Published online 2002 June 15. doi: 10.1051/medsci/20021867709.

Les formes tardivesde la maladie d’Alzheimer : de la génétique à la biologie

Marie-Christine Chartier-Harlin, Louisa Araria-Goumidi, and Jean-Charles Lambert

Inserm U.508,Institut Pasteur de Lille,1, rue du Professeur Calmette,59019 Lille Cedex, France
 

La maladie d’Alzheimer est une maladie multifactorielle dans laquelle la composante génétique est importante, bien que difficile à estimer. Ainsi, les études de populations de jumeaux indiquent que la fréquence de cette maladie est plus élevée chez les jumeaux monozygotes que chez les jumeaux dizygotes. Cependant, il arrive que seul un jumeau d’une paire monozygote soit malade, reflétant l’intervention de facteurs environnementaux [1].

Les familles dans lesquelles la maladie d’Alzheimer survient avant 65 ans et ségrège selon un mode autosomique dominant, ont permis d’identifier des mutations pathogènes au sein des gènes du précurseur du peptide amyloïde (APP) et des présénilines 1 et 2 (PS1 et PS2) (→). Ces mutations provoquent des modifications du métabolisme du précurseur du peptide amyloïde pouvant entraîner une augmentation de la quantité totale des différentes formes du peptide amyloïde (Aβ) et en particulier une production préférentielle de la forme Aβ42, reconnue comme responsable de la formation des dépôts amyloïdes. Cette position centrale du métabolisme du précurseur du peptide amyloïde a conduit à élaborer l’hypothèse de la cascade amyloïde, la formation des dépôts amyloïdes conduisant à la dégénérescence neuronale [2].

(→) m/s 1999, n°2, p. 246 et 1999, n°8-9, p. 1043

εn revanche, l’identification de facteurs génétiques intervenant dans les formes tardives de la maladie, familiales ou sporadiques (c’est-à-dire sans transmission mendélienne classique) est beaucoup plus complexe. En effet, de nombreux facteurs génétiques et environnementaux, agissant seuls ou en synergie, induisent probablement une susceptibilité individuelle au développement de ces formes de maladie d’Alzheimer. Le nombre de facteurs génétiques intervenant et la variance de leur impact rendent alors difficile leur identification et seules des études présentant une grande puissance d’analyse (analyse de populations importantes aux caractéristiques clairement définies) sont susceptibles de mettre en évidence ces gènes. De plus, une fois ces gènes identifiés, la réplication de ces associations ainsi que la caractérisation de leur mode d’action sur la maladie permettront de valider leur rôle comme déterminant génétique de la maladie d’Alzheimer. A ce jour, le seul facteur de susceptibilité reconnu dans les formes sporadiques et familiales est le gène codant pour l’apolipoprotéine E (APOE), protéine qui joue un rôle majeur dans le transport et la redistribution des lipides (→). Cependant, l’implication exacte de cette protéine dans le processus pathologique n’est pas clairement déterminée et de nombreuses hypothèses s’appuyant sur l’amyloïdogenèse (→→), les mécanismes d’inflammation ou le transport des lipides ont été proposées.

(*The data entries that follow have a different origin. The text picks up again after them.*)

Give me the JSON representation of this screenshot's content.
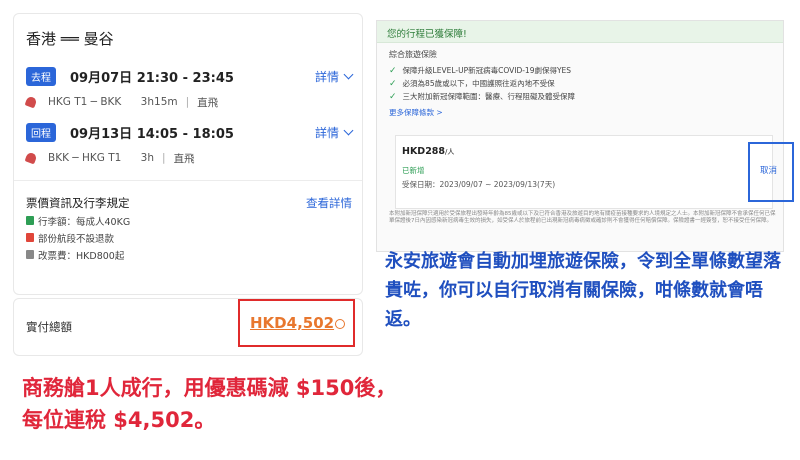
{
  "flight": {
    "route_title": "香港 ══ 曼谷",
    "outbound": {
      "tag": "去程",
      "date_time": "09月07日  21:30 - 23:45",
      "details_label": "詳情",
      "route": "HKG T1 ─ BKK",
      "duration": "3h15m",
      "type": "直飛"
    },
    "return": {
      "tag": "回程",
      "date_time": "09月13日  14:05 - 18:05",
      "details_label": "詳情",
      "route": "BKK ─ HKG T1",
      "duration": "3h",
      "type": "直飛"
    },
    "fare": {
      "title": "票價資訊及行李規定",
      "link": "查看詳情",
      "items": [
        "行李額：每成人40KG",
        "部份航段不設退款",
        "改票費：HKD800起"
      ]
    },
    "total": {
      "label": "實付總額",
      "amount": "HKD4,502"
    }
  },
  "insurance": {
    "header": "您的行程已獲保障!",
    "subtitle": "綜合旅遊保險",
    "points": [
      "保障升級LEVEL-UP新冠病毒COVID-19劇保得YES",
      "必須為85歲或以下，中國護照往返內地不受保",
      "三大附加新冠保障範圍：醫療、行程阻礙及體受保障"
    ],
    "more": "更多保障條款 >",
    "price": "HKD288",
    "price_unit": "/人",
    "status": "已新增",
    "dates": "受保日期：2023/09/07 ~ 2023/09/13(7天)",
    "cancel": "取消",
    "fine_print": "本附加新冠保障只適用於受保旅程出發時年齡為85歲或以下及已符合香港及旅遊目的地有關疫苗接種要求的人境規定之人士。本附加新冠保障不會承保任何已保單保證後7日內因感染新冠病毒生效的損失，如受保人於旅程前已出現新冠病毒病徵或確診則不會獲得任何賠償保障。保險證書一經簽發，恕不接受任何保障。"
  },
  "annotations": {
    "blue": "永安旅遊會自動加埋旅遊保險，令到全單條數望落貴咗，你可以自行取消有關保險，咁條數就會唔返。",
    "red_line1": "商務艙1人成行，用優惠碼減 $150後，",
    "red_line2": "每位連稅 $4,502。"
  }
}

(→) m/s 1997, n°1, p. 108 et 1998, n°12, p. 1448

(→→) m/s 1998, n°1, p. 75

Impact génétique de l’apolipoprotéine ε sur la maladie d’Alzheimer

Le gène de l’apolipoprotéine E, localisé sur le chromosome 19, présente trois allèles majeurs dans la population générale appelés ε2, ε3 et ε4. L’allèle ε3 est caractérisé par une arginine au codon 112 et une cystéine au codon 158, l’allèle ε4 par une arginine au codon 158 et l’allèle ε2 par une cystéine au codon 112. Les isoformes correspondantes sont respectivement dénommées APOE2, APOE3 et APOE4. Même s’il semble que l’allèle ε4 soit l’allèle ancestral, c’est l’allèle ε3 qui est le plus fréquent dans les populations caucasiennes (de l’ordre de 80 %). Les allèles ε2 et ε4 sont plus rares, 8 % et 12 % respectivement.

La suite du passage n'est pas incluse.